Das Jubiläum «30 Jahre Alta Badia» löst Wehmut aus. Während Michael von Grünigen, Urs Kälin und Paul Accola als Ehrengäste Hochgefühle aus vergangenen Zeiten weckten, kassierte die aktuelle Riesen-Truppe eine weitere Schlappe. Für den einzigen Lichtblick sorgte einmal mehr Justin Murisier, der zum dritten Mal in die Top 15 fuhr. Sonst kam nur noch Gino Caviezel (21.) zu Weltcuppunkten. Selbst einer wie von Grünigen, zweifacher Weltmeister und 23-facher Weltcupsieger, schien bei einer Einschätzung des Ist-Zustandes fast überfordert: «Was soll ich sagen? Das Niveau war zwar sehr hoch, aber sie sind nicht gefahren wie von einem andern Stern. Da hätte es in den Spitzenrängen noch Platz gehabt.»

So konzentrierte sich MvG im Urteil auf jene, auf denen schon den ganzen Winter die Hoffnungen ruhen: «Murisier bot eine gute Leistung. Er wird seinen Weg machen. Auch der junge Loïc Meillard hätte ohne den Einfädler am letzten Tor ein gutes Resultat erzielt. Aber Caviezel kann mehr, als er gezeigt hat. Beim Rest der Mannschaft sehe ich kaum Fortschritte.» In der Tat blieben Pleisch, Tumler und Co. ein weiteres Mal den Beweis schuldig, dass mittelfristig mit ihnen gerechnet werden darf. Dann vielleicht eher mal mit von Grünigen junior, dem 20-jährigen Noël? «Vorläufig fährt er FIS- und Europacuprennen», dämpft MvG voreilige Erwartungen.

Knacks bei Loïc Meillard

So muss Swiss Ski mit dem auskommen, was da ist, wie Cheftrainer Tom Stauffer in Sölden mit einem leicht sarkastischen Unterton bemerkte. Immerhin, Murisier und Meillard sind Trümpfe, die in Bälde stechen werden. Murisier: «Ich kann noch nicht an die Top 5 denken und möchte Schritt für Schritt machen. Mein Knie war wieder geschwollen, aber es hat mich nicht gestört.» Im Schlussteil war er gar zweimal Schnellster. Und Newcomer Meillard: «Der Einfädler am letzten Tor ärgert mich. Sonst wäre ich 20. geworden. Einen Knacks gibt das schon, aber deswegen ist die Moral nicht gebrochen. Ich bekam bestätigt, dass ich schnell sein kann.» In Val d’Isère hatten ihm zur Qualifikation sieben Hundertstel gefehlt.

So wird die Männer-Nationalmannschaft zum dritten Mal im Weltcup der Neuzeit ohne einen Podestplatz in die Weihnachtspause gehen, wenn nicht am Dienstag in Madonna di Campiglio die Slalomfahrer über sich hinauswachsen. In der Krisen-Saison 2003/04 dauerte es bis Kitzbühel, ehe Ambrosi Hoffmann erstmals auf dem Podest stand. Und 2012/13 holte Carlo Janka in der Superkombination von Wengen den einzigen Podestplatz des Winters überhaupt.

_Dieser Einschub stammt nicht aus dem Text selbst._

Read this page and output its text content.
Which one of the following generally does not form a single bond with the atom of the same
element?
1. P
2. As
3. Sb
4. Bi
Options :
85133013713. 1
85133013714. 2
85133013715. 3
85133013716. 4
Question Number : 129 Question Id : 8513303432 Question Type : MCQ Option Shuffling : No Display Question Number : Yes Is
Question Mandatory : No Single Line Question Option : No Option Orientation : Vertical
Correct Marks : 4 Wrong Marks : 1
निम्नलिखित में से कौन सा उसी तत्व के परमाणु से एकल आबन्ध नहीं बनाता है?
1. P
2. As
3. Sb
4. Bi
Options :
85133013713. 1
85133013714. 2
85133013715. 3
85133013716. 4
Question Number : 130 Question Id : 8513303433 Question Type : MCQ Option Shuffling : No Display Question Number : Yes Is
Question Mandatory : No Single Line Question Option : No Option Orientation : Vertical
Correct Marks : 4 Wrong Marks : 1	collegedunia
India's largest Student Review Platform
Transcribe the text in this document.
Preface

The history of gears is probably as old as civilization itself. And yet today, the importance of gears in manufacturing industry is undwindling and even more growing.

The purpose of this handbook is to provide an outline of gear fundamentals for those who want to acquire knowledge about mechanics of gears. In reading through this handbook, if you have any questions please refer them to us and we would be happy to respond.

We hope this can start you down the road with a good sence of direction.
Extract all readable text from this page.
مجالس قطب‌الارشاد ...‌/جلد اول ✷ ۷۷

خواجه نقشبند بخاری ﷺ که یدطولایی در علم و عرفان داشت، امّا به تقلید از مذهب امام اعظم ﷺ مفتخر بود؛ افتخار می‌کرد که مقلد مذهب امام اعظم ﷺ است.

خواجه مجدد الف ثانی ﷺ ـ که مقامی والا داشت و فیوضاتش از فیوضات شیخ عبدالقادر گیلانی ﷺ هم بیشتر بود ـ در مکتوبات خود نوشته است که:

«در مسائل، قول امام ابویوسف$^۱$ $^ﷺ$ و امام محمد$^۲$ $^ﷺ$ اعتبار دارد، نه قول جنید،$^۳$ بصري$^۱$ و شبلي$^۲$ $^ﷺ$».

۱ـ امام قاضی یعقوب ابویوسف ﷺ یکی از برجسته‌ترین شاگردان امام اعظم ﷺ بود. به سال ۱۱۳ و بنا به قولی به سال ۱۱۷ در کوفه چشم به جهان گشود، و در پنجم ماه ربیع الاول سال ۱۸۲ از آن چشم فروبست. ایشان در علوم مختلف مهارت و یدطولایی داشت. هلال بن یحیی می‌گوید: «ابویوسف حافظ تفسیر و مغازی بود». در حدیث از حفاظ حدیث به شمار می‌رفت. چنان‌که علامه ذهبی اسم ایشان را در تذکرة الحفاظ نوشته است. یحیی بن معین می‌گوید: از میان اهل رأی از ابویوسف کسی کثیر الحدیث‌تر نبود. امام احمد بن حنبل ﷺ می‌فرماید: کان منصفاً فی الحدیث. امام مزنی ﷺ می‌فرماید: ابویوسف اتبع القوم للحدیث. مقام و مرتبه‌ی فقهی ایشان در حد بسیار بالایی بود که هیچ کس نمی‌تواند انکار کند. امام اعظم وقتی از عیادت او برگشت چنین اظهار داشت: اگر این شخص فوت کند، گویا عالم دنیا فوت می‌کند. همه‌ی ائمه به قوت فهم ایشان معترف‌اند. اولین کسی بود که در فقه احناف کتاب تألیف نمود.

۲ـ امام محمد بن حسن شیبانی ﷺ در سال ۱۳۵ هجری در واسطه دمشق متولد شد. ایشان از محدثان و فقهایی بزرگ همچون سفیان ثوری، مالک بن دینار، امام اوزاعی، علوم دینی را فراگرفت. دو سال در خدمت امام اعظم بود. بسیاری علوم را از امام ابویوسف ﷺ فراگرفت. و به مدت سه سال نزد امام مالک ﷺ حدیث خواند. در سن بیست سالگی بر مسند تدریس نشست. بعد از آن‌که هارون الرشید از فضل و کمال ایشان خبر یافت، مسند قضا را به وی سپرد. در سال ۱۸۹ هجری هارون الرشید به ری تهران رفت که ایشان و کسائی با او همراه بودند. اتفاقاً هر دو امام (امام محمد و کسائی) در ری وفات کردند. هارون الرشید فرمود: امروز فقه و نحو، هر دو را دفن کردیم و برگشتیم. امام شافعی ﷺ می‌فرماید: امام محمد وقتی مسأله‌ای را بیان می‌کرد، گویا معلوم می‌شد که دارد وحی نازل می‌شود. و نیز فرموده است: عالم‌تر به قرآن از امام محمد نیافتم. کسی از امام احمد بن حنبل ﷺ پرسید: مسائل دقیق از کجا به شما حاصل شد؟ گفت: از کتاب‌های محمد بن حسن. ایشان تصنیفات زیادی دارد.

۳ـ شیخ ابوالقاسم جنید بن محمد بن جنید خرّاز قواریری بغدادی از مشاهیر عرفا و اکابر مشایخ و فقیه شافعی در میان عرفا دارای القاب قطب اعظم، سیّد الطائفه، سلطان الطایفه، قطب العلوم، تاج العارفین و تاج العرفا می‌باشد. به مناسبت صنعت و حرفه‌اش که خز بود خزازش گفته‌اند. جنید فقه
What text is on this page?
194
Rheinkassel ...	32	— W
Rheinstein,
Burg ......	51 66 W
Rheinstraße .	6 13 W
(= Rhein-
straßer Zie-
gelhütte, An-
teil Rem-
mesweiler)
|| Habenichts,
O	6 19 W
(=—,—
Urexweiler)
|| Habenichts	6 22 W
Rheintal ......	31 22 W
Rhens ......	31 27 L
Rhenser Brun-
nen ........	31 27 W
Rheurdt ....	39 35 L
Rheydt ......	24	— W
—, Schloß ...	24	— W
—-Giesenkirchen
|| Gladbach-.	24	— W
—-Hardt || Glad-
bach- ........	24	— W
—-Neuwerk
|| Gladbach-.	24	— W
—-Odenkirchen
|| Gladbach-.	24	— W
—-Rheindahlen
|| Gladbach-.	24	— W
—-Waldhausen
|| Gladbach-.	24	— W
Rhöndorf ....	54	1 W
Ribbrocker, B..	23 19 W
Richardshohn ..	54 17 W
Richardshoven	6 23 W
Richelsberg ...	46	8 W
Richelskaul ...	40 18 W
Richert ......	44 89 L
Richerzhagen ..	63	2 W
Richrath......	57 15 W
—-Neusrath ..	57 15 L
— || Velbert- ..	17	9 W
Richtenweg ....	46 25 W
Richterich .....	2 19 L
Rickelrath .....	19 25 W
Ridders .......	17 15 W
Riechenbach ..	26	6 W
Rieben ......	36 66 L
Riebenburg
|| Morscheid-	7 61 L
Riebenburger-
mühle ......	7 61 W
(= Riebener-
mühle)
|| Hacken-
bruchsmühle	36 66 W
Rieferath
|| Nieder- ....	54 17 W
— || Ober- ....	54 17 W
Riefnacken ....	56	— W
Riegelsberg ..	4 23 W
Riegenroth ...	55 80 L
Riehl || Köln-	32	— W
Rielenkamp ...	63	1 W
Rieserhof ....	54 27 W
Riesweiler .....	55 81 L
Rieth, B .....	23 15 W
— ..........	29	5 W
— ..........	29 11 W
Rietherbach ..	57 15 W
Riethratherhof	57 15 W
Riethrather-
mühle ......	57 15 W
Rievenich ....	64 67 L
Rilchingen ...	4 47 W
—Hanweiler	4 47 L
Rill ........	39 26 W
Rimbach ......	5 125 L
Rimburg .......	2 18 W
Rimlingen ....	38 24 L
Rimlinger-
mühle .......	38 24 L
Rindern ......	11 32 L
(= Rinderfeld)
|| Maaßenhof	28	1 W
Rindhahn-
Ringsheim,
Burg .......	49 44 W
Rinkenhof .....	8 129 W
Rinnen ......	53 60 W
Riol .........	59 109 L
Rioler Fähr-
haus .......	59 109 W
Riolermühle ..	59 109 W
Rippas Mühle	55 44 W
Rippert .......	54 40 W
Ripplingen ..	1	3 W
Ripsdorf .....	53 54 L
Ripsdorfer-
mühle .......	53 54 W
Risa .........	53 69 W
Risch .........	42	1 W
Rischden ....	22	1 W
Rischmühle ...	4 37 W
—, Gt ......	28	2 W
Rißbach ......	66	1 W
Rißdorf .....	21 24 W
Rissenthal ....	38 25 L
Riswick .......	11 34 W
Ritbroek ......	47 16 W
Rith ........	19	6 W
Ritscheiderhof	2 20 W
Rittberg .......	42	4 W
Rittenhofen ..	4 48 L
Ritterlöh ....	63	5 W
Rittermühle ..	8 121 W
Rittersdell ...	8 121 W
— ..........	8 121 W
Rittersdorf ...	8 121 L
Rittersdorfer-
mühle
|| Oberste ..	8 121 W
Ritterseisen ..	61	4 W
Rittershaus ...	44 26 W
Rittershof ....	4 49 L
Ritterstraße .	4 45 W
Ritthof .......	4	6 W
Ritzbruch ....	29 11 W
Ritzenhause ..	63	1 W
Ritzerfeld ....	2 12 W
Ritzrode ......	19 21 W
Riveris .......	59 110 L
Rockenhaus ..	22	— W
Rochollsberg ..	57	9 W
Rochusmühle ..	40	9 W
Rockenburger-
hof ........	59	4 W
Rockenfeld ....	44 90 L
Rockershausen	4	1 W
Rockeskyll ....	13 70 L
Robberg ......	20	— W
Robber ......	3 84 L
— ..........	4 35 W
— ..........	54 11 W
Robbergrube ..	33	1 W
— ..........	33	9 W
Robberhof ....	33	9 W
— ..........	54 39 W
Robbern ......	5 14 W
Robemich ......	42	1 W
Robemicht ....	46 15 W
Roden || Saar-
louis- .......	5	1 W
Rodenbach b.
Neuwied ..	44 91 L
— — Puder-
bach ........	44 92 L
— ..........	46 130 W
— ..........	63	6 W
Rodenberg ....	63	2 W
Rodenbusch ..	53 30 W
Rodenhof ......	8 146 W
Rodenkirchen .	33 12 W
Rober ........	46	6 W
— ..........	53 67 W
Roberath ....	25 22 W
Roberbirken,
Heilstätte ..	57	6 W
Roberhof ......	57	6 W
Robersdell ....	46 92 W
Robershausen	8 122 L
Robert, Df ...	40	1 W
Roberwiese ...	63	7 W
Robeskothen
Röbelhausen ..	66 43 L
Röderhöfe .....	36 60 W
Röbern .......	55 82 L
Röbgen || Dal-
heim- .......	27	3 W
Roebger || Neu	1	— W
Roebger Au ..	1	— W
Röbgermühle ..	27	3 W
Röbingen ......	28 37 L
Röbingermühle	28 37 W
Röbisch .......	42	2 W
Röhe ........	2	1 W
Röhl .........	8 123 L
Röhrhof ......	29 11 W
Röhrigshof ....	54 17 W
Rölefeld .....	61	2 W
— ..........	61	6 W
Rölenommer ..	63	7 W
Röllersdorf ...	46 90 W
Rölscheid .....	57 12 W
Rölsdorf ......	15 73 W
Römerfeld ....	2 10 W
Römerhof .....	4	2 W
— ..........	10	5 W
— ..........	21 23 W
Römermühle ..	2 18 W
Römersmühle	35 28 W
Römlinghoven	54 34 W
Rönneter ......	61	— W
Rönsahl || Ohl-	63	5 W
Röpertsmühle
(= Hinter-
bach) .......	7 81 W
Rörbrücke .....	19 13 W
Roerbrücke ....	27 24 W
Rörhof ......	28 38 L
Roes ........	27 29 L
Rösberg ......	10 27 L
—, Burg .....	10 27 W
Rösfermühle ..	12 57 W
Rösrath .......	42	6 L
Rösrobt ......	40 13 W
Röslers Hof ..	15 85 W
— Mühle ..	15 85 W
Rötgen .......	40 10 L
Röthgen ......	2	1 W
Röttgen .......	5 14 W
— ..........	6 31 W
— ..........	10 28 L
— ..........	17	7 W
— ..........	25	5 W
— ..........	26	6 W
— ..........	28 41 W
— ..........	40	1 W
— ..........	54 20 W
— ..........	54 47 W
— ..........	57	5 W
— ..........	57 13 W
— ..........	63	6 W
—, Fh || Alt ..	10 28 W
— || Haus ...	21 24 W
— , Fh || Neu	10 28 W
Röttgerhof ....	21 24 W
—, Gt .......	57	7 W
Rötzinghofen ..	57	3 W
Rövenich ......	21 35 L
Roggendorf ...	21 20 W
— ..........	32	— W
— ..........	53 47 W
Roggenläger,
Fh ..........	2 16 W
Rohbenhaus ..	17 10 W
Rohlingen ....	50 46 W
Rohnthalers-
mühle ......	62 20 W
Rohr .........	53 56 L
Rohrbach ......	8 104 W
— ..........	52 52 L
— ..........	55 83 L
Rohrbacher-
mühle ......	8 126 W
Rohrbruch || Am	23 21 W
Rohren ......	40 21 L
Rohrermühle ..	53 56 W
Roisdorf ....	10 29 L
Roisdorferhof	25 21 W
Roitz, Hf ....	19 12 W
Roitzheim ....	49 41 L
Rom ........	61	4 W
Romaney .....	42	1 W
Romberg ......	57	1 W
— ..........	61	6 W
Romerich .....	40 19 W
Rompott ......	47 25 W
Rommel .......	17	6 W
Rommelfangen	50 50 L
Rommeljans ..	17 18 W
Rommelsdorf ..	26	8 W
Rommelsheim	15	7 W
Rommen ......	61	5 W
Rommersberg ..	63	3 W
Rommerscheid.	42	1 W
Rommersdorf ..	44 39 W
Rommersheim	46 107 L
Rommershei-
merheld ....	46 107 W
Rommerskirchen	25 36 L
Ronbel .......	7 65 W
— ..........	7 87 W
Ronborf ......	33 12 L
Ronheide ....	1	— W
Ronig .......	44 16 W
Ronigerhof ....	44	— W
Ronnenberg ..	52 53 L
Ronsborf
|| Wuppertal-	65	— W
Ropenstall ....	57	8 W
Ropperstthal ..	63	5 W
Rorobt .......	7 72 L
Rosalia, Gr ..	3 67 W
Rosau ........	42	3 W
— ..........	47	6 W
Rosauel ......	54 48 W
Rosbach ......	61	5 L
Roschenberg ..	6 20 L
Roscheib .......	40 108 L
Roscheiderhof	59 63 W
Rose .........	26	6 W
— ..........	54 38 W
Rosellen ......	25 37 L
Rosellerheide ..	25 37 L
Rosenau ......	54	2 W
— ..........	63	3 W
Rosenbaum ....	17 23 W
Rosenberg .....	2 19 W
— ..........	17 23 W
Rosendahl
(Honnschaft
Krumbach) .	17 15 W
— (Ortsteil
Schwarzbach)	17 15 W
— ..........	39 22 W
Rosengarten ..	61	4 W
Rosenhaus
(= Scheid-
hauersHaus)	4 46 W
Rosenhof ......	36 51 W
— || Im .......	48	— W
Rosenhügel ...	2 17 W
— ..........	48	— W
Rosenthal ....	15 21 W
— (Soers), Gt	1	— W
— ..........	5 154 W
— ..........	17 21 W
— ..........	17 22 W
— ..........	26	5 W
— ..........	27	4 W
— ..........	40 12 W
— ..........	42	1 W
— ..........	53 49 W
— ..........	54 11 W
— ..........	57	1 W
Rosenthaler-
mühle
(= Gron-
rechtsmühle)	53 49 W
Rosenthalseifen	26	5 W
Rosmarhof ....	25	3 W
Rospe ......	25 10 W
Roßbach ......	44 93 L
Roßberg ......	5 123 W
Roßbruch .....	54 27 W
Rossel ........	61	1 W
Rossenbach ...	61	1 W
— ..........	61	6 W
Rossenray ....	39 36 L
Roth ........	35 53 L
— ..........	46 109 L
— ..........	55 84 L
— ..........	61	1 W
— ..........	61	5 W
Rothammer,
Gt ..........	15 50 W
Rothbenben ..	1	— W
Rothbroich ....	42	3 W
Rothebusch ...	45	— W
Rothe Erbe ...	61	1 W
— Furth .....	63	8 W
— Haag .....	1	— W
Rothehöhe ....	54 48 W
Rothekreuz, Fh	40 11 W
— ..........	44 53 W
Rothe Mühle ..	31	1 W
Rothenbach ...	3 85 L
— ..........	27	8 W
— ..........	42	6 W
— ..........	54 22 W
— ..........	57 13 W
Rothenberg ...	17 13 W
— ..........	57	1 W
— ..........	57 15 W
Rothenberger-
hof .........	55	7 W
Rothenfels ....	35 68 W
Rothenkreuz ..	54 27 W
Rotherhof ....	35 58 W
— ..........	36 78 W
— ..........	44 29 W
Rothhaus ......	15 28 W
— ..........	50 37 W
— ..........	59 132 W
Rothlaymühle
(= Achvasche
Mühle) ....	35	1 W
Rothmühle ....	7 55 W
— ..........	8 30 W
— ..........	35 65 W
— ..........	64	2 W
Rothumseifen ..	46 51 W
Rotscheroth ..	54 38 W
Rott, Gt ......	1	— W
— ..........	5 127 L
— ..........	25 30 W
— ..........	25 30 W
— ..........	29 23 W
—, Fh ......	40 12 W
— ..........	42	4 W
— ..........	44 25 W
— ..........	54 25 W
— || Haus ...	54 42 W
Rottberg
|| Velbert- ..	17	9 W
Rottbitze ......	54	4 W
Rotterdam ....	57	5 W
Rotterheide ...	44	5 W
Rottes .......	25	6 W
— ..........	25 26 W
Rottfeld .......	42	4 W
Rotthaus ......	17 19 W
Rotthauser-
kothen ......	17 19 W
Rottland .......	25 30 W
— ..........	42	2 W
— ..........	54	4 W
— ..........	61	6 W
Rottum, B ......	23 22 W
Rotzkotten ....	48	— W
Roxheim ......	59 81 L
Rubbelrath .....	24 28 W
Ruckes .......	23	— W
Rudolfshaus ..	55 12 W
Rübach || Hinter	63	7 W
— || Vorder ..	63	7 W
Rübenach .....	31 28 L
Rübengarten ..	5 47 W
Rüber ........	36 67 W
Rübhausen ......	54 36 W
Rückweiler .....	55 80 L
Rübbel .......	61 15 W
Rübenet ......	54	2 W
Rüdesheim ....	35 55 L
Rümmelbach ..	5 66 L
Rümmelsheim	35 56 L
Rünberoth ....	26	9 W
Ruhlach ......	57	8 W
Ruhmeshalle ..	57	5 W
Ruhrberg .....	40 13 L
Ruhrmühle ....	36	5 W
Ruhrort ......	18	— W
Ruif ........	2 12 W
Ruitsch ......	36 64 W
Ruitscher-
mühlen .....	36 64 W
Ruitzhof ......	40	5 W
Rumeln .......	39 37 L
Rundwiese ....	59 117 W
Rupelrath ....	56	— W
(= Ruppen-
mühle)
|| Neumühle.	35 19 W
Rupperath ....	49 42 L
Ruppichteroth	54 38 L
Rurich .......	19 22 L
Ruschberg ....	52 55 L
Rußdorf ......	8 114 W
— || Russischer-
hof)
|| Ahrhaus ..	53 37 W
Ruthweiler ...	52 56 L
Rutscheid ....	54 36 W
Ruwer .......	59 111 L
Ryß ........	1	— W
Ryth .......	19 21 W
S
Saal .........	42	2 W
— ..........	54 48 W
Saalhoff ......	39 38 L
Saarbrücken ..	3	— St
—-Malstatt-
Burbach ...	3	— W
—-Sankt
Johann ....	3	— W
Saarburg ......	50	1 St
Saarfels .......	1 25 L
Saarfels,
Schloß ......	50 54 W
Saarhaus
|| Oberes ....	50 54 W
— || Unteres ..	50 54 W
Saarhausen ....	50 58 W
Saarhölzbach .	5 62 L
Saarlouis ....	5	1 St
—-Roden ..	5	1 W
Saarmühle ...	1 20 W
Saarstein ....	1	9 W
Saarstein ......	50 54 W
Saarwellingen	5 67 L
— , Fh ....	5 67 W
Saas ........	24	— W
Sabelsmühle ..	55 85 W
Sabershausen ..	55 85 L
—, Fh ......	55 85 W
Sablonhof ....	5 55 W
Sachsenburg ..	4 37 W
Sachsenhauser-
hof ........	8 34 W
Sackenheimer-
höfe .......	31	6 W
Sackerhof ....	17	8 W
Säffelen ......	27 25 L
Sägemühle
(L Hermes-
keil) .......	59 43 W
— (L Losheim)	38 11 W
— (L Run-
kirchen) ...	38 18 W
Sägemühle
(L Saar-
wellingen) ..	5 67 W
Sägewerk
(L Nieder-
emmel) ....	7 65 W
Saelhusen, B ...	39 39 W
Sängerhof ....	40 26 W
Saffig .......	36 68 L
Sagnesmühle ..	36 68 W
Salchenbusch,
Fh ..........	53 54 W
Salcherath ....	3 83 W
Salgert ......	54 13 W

Janka ist mit zwei 5. und einem 8. Platz neben Patrick Küng und Daniel Yule (je einmal 9.) überhaupt der einzige Schweizer, der es in die Top-Ten schaffte. So bleibt die Schweiz in der Nationenwertung auf dem 6. Platz sitzen. Die Frauen holten fast dreimal mehr Punkte als die Männer, Lara Gut allein deutlich mehr als das ganze Männerteam zusammen. Mit diesem Vergleich soll weniger die Schwäche des starken Geschlechts akzentuiert werden, als der Wert der Tessinerin, der – bei Swiss Ski und den Medien – nicht immer allen bewusst ist.

Hirscher zieht seine Kreise

Auch bei den Österreichern erscheinen nur drei im Klassement, aber einer zieht unbeirrt seine Siegesserie weiter. Marcel Hirscher feierte seinen 4. Saisonsieg und seinen 17. im Riesenslalom. Er nähert sich damit von Grünigen (23 Siege), der Ligety (24) im letzten Winter den Vortritt lassen musste. Nach seinem Absturz in Val d’Isère (nicht qualifiziert) steigerte sich der Amerikaner in Alta Badia wenigstens wieder – nach einem 10. Zwischenrang – auf Platz 4.